Читать книгу Das Tagebuch der Jenna Blue онлайн | страница 12

Sorgsam schließe ich die Tür und lehne die Stirn ans Holz. Aus der Küche dringt Scarletts Lachen und Annas Stimme. Sie sprechen über die Party, das Essen, die Ferien. Unverfängliche Themen. Über Papa reden sie nie. Vielleicht fehlen ihnen die Worte. Vielleicht glauben sie, es sei besser, so zu tun, als wäre alles in Ordnung. Wer lange genug eine Lüge lebt, hält sie irgendwann für die Wahrheit.

Ich fahre mit der Hand über die Blümchentapete unseres Flurs. An den Ecken blättert sie bereits ab, offenbart den grauen Putz darunter. Mutter hat sie ausgesucht. Alles hier trägt ihre Spuren: das Muster von Papas Sessel, die bunten Gemälde, die gestrichenen Stühle des Esszimmers, der Teich in der Badewanne. Ich erinnere mich nur flüchtig und unfreiwillig an sie; hier ein Bild, dort ein Fetzen. Wie sie den ersten Fisch in die Wanne setzte, wo er noch heute zwischen Sumpfgräsern und Lotusblumen golden hervorschimmert. Scarlett auf der Schaukel im Wohnzimmer, Mutter hinter ihr in einem bunten Kleid. Anna im Garten, auf der Wange einen leuchtenden Handabdruck und zu ihren Füßen ein zertretener Wildkräuterstrauß. Ich erinnere mich an Mutters Schreie, nicht jedoch an den Grund des Streits.
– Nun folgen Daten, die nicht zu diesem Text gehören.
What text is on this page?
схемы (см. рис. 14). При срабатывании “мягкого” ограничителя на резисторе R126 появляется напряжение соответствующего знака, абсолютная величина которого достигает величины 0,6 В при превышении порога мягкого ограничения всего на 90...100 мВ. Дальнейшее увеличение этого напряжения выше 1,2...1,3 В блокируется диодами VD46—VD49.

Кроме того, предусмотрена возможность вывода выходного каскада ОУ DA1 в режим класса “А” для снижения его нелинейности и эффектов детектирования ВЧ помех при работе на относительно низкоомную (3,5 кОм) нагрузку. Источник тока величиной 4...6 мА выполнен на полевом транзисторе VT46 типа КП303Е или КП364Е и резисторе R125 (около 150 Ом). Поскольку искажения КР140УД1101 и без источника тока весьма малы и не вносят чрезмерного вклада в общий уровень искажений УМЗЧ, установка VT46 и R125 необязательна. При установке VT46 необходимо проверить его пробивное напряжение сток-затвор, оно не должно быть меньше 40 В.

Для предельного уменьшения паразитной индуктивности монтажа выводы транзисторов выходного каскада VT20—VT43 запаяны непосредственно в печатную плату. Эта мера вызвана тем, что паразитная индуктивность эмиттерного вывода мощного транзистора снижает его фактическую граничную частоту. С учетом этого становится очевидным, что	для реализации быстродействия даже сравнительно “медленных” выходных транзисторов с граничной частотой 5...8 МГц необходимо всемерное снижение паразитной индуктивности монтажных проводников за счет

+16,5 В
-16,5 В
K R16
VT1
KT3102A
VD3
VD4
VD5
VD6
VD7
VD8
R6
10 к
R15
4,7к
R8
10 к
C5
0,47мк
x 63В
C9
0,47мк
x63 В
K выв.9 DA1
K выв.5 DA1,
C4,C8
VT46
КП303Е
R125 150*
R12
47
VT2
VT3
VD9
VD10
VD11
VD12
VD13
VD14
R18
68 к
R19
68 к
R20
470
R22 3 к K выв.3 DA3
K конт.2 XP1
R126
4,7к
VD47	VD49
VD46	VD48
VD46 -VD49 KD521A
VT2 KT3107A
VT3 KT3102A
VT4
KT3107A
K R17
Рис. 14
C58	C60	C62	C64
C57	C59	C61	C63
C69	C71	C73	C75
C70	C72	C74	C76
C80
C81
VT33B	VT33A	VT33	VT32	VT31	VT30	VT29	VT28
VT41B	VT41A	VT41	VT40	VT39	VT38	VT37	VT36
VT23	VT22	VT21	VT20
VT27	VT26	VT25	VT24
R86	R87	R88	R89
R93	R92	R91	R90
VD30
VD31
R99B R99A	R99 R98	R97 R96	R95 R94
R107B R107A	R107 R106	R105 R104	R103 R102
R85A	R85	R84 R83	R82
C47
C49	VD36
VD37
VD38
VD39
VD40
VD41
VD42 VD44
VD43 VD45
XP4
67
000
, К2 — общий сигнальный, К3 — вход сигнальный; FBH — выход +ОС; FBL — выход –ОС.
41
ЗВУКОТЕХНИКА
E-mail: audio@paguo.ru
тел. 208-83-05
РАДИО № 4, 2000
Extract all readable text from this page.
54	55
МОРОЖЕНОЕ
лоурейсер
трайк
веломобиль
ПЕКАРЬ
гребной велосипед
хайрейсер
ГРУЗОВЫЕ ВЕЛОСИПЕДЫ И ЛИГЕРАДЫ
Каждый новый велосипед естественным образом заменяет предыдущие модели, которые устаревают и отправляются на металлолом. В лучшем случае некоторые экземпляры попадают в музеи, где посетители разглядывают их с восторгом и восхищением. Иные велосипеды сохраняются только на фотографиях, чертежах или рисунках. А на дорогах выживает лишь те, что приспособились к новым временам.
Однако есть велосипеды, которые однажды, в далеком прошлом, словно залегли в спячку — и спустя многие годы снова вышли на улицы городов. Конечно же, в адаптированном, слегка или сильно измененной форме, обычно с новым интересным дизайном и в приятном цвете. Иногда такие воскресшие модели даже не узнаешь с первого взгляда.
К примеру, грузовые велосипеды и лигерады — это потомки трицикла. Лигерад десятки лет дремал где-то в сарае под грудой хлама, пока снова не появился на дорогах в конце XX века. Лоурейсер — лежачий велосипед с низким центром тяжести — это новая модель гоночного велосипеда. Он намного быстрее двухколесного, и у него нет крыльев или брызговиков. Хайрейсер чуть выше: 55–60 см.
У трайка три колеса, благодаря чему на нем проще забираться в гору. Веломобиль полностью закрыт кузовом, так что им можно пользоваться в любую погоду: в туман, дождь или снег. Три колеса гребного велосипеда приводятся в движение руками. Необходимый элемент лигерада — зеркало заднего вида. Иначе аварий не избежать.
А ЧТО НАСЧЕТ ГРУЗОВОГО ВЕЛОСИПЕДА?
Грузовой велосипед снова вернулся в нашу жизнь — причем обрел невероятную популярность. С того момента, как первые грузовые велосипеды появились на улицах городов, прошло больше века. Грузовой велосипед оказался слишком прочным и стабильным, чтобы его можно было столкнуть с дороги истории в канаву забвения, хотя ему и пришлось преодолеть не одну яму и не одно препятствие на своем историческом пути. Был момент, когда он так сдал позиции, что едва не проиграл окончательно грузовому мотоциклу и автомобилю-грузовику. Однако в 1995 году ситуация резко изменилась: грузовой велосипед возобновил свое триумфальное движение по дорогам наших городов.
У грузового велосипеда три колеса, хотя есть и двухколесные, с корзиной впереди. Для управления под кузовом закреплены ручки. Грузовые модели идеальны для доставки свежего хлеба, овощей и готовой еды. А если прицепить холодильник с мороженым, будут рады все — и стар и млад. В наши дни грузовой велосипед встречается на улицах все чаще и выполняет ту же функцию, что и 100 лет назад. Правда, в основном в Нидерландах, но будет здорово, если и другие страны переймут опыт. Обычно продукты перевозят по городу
Nie wieder! Tu das nie wieder!

Ich umfasse das gedrechselte Treppengeländer. Meine Finger finden eine jede Kerbe blind. Dieses Haus liegt mir im Blut, mit all seinen schimmeligen Ecken und knarrenden Dielen. Es konserviert unsere Erinnerungen wie in Formaldehyd. Das Leben, das wir einst hatten, spiegelt sich in jedem Zentimeter. Die Striche an der Wand im oberen Stockwerk, mit denen wir unsere Größe festhielten.

Anna. Jenna. Scarlett.

Daneben der Elefant, den ich unbeholfen an die Wand malte, als niemand hinsah. Er erinnert mehr an einen Hasen mit zu langer Nase. Ich zeichne die blassen Linien nach, frage mich, ob sie verschwänden, sollte ich sie oft genug nachfahren, und fürchte zugleich, dass es geschieht.

Der Gedanke ist unerträglich.

Genauso der an die Zukunft. Ich bilde mir ein, die Jahre verfliegen zu sehen; mich selbst mit Koffern nach unserem Abschluss, kurz darauf Papa in einem Sarg; ihm folgt Anna, treu bis zum Schluss. Das Haus steht eine Weile leer, der Winter kommt, der Winter geht, ehe Maler all unsere Spuren von den Wänden tilgen, den Elefanten unter weißer Farbe begraben und mit ihm unsere Kindheit.